Lo scorso mese di aprile è stato segnato, nella Locride, da piogge inaudite e temperature più consone al febbraio. Ne hanno risentito anche i TaranProject e i loro fan, con l'annullamento dell'attesissimo concerto di Pasquetta; pure i concerti che si son potuti tenere sono stati in qualche modo avversati dal maltempo: il 16 a Locri per fortuna si era al coperto, ma la pioggia torrenziale di tutto il giorno può aver scoraggiato qualche appassionato in arrivo da fuori; a Portigliola, la sera di Pasqua, il palco assomigliava un po' a un lazzaretto, con almeno tre membri del gruppo alle prese con malanni fuori stagione, abbassamenti di voce e quant'altro. Anche alcuni concerti di Fabio Macagnino in quei giorni sono saltati a causa di una brutta tosse e un invincibile febbrone, e a malapena si è potuta svolgere a Roccella la presentazione ufficiale del suo cd.
Sto così arrivando al tema di questo post, con l'uscita, finalmente, del disco di Scialaruga, cioè Fabio Macagnino & friends, e contemporaneamente anche di quello di Mujura, alias Stefano Simonetta, che seguono di qualche mese il “Battente Italiana” di Francesco Loccisano; e naturalmente “Hjuri di Hjumari” di Mimmo Cavallaro con i TaranProject, di cui si attende a giorni la riedizione per il mercato nazionale.
Insomma i quattro ex componenti dei TaranKhan sono in piena fioritura!
La coincidenza ci dà lo spunto per tornare a parlare di quel gruppo, che fu decisamente seminale per la scena musicale ionica, del quale abbiamo già in passato ripercorso la storia.
Ulteriori investigazioni e ascolti suggeriscono di riprendere il tema, e consentono di far luce su altri aspetti interessanti.

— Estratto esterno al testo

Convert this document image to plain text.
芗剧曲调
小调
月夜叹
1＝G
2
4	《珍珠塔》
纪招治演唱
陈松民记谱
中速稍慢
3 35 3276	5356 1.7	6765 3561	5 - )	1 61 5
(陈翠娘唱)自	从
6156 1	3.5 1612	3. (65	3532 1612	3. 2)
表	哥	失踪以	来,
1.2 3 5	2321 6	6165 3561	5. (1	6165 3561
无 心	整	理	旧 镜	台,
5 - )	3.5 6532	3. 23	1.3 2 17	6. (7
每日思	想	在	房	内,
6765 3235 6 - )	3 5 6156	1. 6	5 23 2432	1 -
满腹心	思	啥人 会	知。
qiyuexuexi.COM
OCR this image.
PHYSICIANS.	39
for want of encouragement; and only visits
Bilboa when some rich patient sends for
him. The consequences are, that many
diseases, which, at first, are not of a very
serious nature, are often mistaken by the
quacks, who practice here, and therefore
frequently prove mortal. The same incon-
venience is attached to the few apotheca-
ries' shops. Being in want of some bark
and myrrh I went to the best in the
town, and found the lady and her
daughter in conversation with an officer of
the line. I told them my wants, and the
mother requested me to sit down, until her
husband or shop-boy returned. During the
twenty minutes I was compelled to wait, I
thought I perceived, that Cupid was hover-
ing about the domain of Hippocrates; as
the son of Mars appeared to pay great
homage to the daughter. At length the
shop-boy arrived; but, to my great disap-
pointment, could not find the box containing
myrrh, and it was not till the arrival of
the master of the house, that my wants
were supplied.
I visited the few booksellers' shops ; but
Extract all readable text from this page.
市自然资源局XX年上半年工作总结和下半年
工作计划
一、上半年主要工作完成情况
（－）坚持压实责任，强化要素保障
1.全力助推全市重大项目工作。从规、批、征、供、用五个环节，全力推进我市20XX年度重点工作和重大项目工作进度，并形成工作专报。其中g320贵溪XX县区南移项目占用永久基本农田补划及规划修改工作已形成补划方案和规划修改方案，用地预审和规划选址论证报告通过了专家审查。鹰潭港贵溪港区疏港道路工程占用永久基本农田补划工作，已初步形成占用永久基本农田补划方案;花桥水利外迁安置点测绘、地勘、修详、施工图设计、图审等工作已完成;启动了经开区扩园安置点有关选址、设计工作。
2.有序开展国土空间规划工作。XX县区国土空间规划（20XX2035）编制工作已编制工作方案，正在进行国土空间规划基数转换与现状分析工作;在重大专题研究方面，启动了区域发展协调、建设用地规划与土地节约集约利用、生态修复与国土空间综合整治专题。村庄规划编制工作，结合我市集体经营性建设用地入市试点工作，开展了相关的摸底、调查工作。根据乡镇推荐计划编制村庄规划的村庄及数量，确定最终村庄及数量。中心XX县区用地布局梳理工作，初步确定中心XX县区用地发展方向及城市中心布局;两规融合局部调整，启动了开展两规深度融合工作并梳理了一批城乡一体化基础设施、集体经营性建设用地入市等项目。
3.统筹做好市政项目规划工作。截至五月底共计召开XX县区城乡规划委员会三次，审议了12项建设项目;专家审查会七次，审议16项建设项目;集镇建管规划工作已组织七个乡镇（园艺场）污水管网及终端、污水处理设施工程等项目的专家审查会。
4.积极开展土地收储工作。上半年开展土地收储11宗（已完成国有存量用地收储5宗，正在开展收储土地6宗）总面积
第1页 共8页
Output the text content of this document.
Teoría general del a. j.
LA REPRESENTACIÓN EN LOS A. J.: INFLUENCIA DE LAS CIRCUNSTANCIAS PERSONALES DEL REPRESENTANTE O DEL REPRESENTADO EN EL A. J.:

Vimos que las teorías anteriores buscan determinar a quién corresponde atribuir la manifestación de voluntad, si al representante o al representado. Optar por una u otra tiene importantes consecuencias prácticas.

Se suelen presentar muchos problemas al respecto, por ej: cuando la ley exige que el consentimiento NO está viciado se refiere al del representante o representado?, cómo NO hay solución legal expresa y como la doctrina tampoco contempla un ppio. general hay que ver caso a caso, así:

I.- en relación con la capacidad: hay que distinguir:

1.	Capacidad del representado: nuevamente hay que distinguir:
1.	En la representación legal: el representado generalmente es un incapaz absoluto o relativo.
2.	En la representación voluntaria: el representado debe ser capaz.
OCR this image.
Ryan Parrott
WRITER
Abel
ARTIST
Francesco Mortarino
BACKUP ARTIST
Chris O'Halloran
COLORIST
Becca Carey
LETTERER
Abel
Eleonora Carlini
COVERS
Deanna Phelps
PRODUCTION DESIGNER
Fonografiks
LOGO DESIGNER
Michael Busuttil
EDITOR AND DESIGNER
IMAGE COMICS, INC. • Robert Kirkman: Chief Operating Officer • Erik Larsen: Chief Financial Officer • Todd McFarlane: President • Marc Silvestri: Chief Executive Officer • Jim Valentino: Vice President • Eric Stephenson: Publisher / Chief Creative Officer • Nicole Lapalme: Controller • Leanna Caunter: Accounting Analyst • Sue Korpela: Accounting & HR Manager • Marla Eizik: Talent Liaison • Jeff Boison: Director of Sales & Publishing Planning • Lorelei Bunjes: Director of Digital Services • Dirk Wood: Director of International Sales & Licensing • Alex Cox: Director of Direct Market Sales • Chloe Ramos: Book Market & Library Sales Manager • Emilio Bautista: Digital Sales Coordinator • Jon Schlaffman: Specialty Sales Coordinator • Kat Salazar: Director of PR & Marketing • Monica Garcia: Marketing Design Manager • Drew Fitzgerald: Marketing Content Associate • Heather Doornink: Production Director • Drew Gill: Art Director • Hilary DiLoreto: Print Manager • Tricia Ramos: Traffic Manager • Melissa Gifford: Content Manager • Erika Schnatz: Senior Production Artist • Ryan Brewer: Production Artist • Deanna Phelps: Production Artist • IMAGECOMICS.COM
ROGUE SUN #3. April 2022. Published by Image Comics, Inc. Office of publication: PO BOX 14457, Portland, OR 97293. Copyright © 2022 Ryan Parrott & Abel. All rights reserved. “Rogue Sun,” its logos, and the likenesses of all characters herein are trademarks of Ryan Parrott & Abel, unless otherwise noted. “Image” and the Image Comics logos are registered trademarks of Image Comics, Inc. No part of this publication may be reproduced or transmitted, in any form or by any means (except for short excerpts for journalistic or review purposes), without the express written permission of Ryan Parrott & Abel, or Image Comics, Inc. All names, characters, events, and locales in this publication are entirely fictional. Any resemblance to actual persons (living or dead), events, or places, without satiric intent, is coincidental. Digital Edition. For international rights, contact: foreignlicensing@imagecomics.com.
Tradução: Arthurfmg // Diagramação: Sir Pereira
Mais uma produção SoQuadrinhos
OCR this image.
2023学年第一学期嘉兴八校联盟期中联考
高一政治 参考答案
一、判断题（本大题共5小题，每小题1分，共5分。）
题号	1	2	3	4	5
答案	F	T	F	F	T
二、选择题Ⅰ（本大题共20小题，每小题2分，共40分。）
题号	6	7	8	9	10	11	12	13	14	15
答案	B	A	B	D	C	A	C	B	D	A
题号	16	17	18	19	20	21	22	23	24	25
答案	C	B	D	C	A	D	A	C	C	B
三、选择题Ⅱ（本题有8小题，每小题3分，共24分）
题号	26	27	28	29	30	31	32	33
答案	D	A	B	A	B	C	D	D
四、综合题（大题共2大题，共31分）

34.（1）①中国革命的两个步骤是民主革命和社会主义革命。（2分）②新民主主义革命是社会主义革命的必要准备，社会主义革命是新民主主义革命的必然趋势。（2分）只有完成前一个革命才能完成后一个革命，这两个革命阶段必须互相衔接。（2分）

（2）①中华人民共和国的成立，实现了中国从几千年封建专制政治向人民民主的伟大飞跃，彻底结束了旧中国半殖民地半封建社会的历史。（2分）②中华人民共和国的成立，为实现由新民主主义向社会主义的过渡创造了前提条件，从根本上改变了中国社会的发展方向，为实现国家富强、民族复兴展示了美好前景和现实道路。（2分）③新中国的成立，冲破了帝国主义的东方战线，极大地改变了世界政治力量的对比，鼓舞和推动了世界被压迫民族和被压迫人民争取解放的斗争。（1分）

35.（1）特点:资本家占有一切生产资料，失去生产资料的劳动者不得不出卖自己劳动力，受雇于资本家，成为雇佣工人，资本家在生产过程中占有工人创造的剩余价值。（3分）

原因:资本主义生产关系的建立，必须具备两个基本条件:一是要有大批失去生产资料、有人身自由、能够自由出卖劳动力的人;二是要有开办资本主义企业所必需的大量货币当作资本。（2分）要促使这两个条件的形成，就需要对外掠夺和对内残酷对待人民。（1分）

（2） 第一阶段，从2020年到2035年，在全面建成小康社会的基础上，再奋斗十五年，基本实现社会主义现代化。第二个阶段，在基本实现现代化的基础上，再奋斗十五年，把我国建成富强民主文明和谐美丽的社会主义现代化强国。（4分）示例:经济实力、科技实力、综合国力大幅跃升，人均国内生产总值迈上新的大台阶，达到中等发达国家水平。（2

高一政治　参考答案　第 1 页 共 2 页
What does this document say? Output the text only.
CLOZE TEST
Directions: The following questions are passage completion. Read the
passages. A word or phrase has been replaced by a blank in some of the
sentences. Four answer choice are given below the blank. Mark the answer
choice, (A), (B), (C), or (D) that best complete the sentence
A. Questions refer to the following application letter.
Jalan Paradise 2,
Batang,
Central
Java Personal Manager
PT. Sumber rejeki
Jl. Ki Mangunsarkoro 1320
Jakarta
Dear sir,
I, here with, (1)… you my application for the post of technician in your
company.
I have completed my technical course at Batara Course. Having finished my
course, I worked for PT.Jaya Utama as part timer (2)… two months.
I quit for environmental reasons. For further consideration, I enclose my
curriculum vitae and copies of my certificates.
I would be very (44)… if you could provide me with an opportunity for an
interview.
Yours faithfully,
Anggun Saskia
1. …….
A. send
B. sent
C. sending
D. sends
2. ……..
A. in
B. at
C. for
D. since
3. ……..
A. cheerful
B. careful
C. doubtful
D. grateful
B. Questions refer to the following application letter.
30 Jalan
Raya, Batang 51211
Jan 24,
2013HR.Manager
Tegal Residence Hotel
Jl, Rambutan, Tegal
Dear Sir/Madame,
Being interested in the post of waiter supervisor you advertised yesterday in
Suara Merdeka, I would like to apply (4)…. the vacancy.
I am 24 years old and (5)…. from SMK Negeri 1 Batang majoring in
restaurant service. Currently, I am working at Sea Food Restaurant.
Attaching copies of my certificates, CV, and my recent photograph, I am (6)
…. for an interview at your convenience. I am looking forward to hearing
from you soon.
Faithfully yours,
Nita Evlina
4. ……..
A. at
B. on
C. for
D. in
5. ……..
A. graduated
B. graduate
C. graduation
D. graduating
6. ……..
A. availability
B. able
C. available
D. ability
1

Lo faremo guidati dai ricordi del quinto componente dei TaranKhan.
Mi riferisco a Daniela Bonvento, di cui nella Locride si son quasi perse le tracce, ma che ha rivestito per tanti motivi un ruolo fondamentale e peculiare nel gruppo: innanzitutto per la qualità eccelsa del suo apporto sia strumentale, alla viola e alla lira calabrese, che vocale; poi, ovviamente, per esser l'unica donna; e inoltre per la sua formazione, di impronta classica, con ortodossi e brillanti studi di conservatorio; e pure per il fatto di non provenire dal microcosmo locale, ma dalla città di Reggio.
Daniela, in possesso di una solida formazione accademica e già con importanti esperienze concertistiche alle spalle, fa la sua comparsa sul versante ionico nel 1998, chiamata dall'Orchestra del Teatro di Roccella.
Come capita a molti, s'innamora di questa terra, conquistata dalla vivacità intellettuale e dalla genuina passione per la musica con cui viene a contatto; in particolare s'instaura un bel rapporto di amicizia con Fabio Macagnino, complice anche il comune interesse per il teatro.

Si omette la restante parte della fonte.